A liberdade de imprensa está ameaçada?

É muito epidérmica a nossa sensibilidade. Não acho que tem havido nenhuma ameaça à liberdade de imprensa até aqui. Por isso que digo que uma das centralidades do mundo político brasileiro deveria ser um entendimento amplo o suficiente para cumprir a guarda da institucionalidade democrática. E um dos elementos centrais disso é a liberdade de imprensa. A imprensa brasileira nepotista e plutocrata como é parte responsável também por essa tragédia.
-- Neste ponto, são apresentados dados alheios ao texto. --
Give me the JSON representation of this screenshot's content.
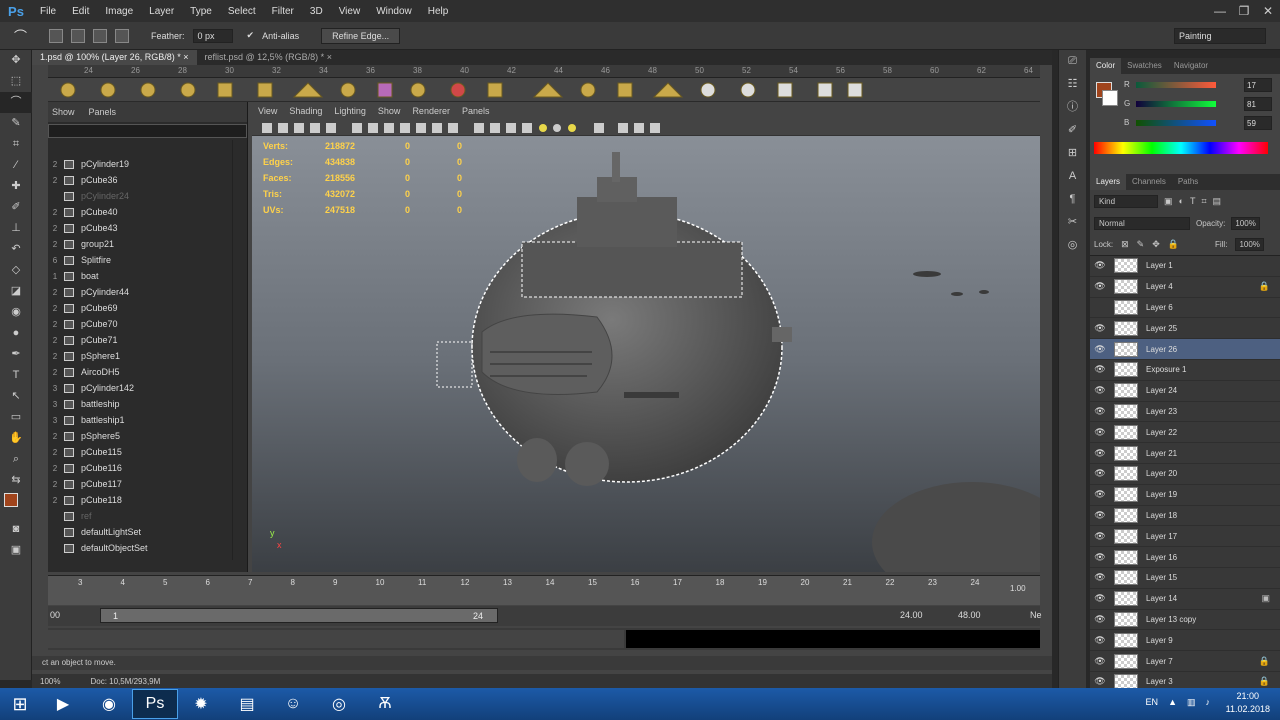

A imprensa ajudou a eleger Bolsonaro?

A arrogância do [William] Bonner achando que podia tutelar a nação brasileira, falar pela nação brasileira. A Folha que repercute uma calúnia contra uma cidade inteira que é reconhecida mundialmente como um elemento de referência de educação para me alcançar [Ele se refere a reportagem sobre relatos de estudantes de fraudes em avaliações nas escolas de Sobral, no Ceará].

E os ataques feitos pelo Bolsonaro à Folha? É uma ameaça?

Não considero, não. A Folha tem capacidade de reagir a isso e precisa ter também um pouco de humildade, de respeitar a crítica dos outros.